"Processing xml data stream(s) using continuous queries in a data stream management system".
The patent application is available online
It was filed in Nov. 17, 2006, published in May 22, 2008, and also claims to be related to a DBMS SQL/XML related patent filed in 2005 (is that an attempt to claim for anteriority?).
As far as I can sum it up, it organizes its claim around three fundamental findings:
(usual disclaimer here - this is my own view etc)
- CQL or SQL-alike continuous event processing languages fall short on dealing with structured data streams
- especially XML
- both as input event stream and as output event streams (out of the continuous query).
SELECT RStream(count(*)) FROM StockTradeXMLStream AS
sx [RANGE 1 Hour SLIDES 5 minutes] WHERE XMLExists( ‘/TradeRecord[TradeSymbol = “ORCL” and
TradePrice >= 14.00 and TradePrice <= 16.00]’ PASSING VALUE(sx))

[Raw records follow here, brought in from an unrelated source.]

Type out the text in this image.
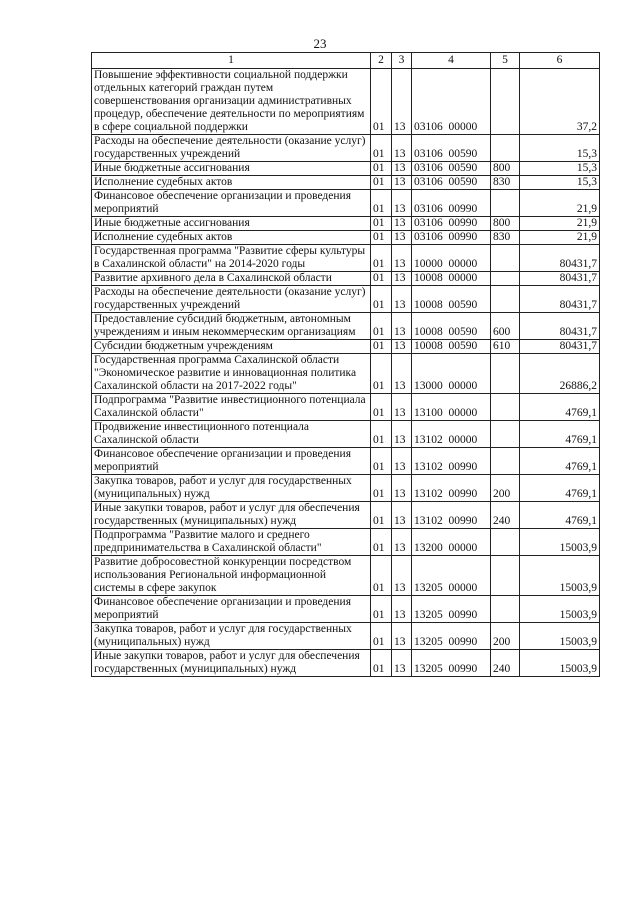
23
1	2	3	4	5	6
Повышение эффективности социальной поддержки отдельных категорий граждан путем совершенствования организации административных процедур, обеспечение деятельности по мероприятиям в сфере социальной поддержки	01	13	03106  00000		37,2
Расходы на обеспечение деятельности (оказание услуг) государственных учреждений	01	13	03106  00590		15,3
Иные бюджетные ассигнования	01	13	03106  00590	800	15,3
Исполнение судебных актов	01	13	03106  00590	830	15,3
Финансовое обеспечение организации и проведения мероприятий	01	13	03106  00990		21,9
Иные бюджетные ассигнования	01	13	03106  00990	800	21,9
Исполнение судебных актов	01	13	03106  00990	830	21,9
Государственная программа "Развитие сферы культуры в Сахалинской области" на 2014-2020 годы	01	13	10000  00000		80431,7
Развитие архивного дела в Сахалинской области	01	13	10008  00000		80431,7
Расходы на обеспечение деятельности (оказание услуг) государственных учреждений	01	13	10008  00590		80431,7
Предоставление субсидий бюджетным, автономным учреждениям и иным некоммерческим организациям	01	13	10008  00590	600	80431,7
Субсидии бюджетным учреждениям	01	13	10008  00590	610	80431,7
Государственная программа Сахалинской области "Экономическое развитие и инновационная политика Сахалинской области на 2017-2022 годы"	01	13	13000  00000		26886,2
Подпрограмма "Развитие инвестиционного потенциала Сахалинской области"	01	13	13100  00000		4769,1
Продвижение инвестиционного потенциала Сахалинской области	01	13	13102  00000		4769,1
Финансовое обеспечение организации и проведения мероприятий	01	13	13102  00990		4769,1
Закупка товаров, работ и услуг для государственных (муниципальных) нужд	01	13	13102  00990	200	4769,1
Иные закупки товаров, работ и услуг для обеспечения государственных (муниципальных) нужд	01	13	13102  00990	240	4769,1
Подпрограмма "Развитие малого и среднего предпринимательства в Сахалинской области"	01	13	13200  00000		15003,9
Развитие добросовестной конкуренции посредством использования Региональной информационной системы в сфере закупок	01	13	13205  00000		15003,9
Финансовое обеспечение организации и проведения мероприятий	01	13	13205  00990		15003,9
Закупка товаров, работ и услуг для государственных (муниципальных) нужд	01	13	13205  00990	200	15003,9
Иные закупки товаров, работ и услуг для обеспечения государственных (муниципальных) нужд	01	13	13205  00990	240	15003,9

I was a bit surprised by this patent because there is an interesting positionning dilemna. Oracle has publicly advertised its wishes to standardize CQL in some ways, and this patent is now an advertised intent to lock a subset of it.
- Is it a good way toward standardization consensus?: I don't think so - it blurs your motivation for standardization ("leave XML out, it's patented - more value in my own product and more FUD to yours")

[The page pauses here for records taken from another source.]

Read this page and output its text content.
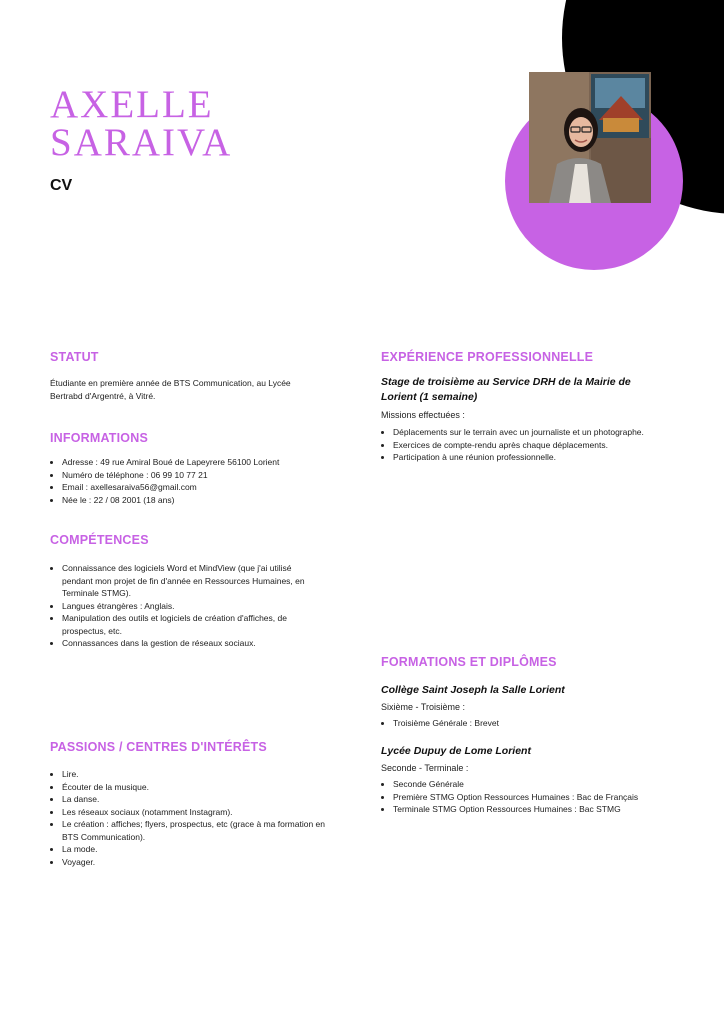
AXELLE
SARAIVA
CV
STATUT
Étudiante en première année de BTS Communication, au Lycée Bertrabd d'Argentré, à Vitré.
INFORMATIONS
• Adresse : 49 rue Amiral Boué de Lapeyrere 56100 Lorient
• Numéro de téléphone : 06 99 10 77 21
• Email : axellesaraiva56@gmail.com
• Née le : 22 / 08 2001 (18 ans)
COMPÉTENCES
• Connaissance des logiciels Word et MindView (que j'ai utilisé pendant mon projet de fin d'année en Ressources Humaines, en Terminale STMG).
• Langues étrangères : Anglais.
• Manipulation des outils et logiciels de création d'affiches, de prospectus, etc.
• Connassances dans la gestion de réseaux sociaux.
PASSIONS / CENTRES D'INTÉRÊTS
• Lire.
• Écouter de la musique.
• La danse.
• Les réseaux sociaux (notamment Instagram).
• Le création : affiches; flyers, prospectus, etc (grace à ma formation en BTS Communication).
• La mode.
• Voyager.
EXPÉRIENCE PROFESSIONNELLE
Stage de troisième au Service DRH de la Mairie de Lorient (1 semaine)
Missions effectuées :
• Déplacements sur le terrain avec un journaliste et un photographe.
• Exercices de compte-rendu après chaque déplacements.
• Participation à une réunion professionnelle.
FORMATIONS ET DIPLÔMES
Collège Saint Joseph la Salle Lorient
Sixième - Troisième :
• Troisième Générale : Brevet
Lycée Dupuy de Lome Lorient
Seconde - Terminale :
• Seconde Générale
• Première STMG Option Ressources Humaines : Bac de Français
• Terminale STMG Option Ressources Humaines : Bac STMG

- Is it a good way to quickly empower the user? I don't think so - more locking deep down to the language (remember all the messy ANSI SQL derivatives right?)
- Is it a good way to innovate? I don't think so - bring it to end users and call for participation
- Coral8, back in Sept. 2006, support the same XMLAgg, XMLTable and alike - see also their XML cookbook
- Esper, back in August 2006, supports for XML events. The Esper EPL actually does a very nice job at not exposing XPath or XML in the EPL and automates the XPath plumbing - so that the EPL is actually event representation agnostic. I think that is a superior design
- As a generalization, Esper, since day 1 (somewhere in 2005), supports Object structured event streams - which is a generalization of xml structured streams obviously.
- iSpheres (now at Avaya) - can't even have a date but likely 2003 or so
I am not saying patents are good or evil or a bit of both - that's no the point here. But this one just strikes me for what it is. I'd be curious to hear from Coral8 folks as well as others.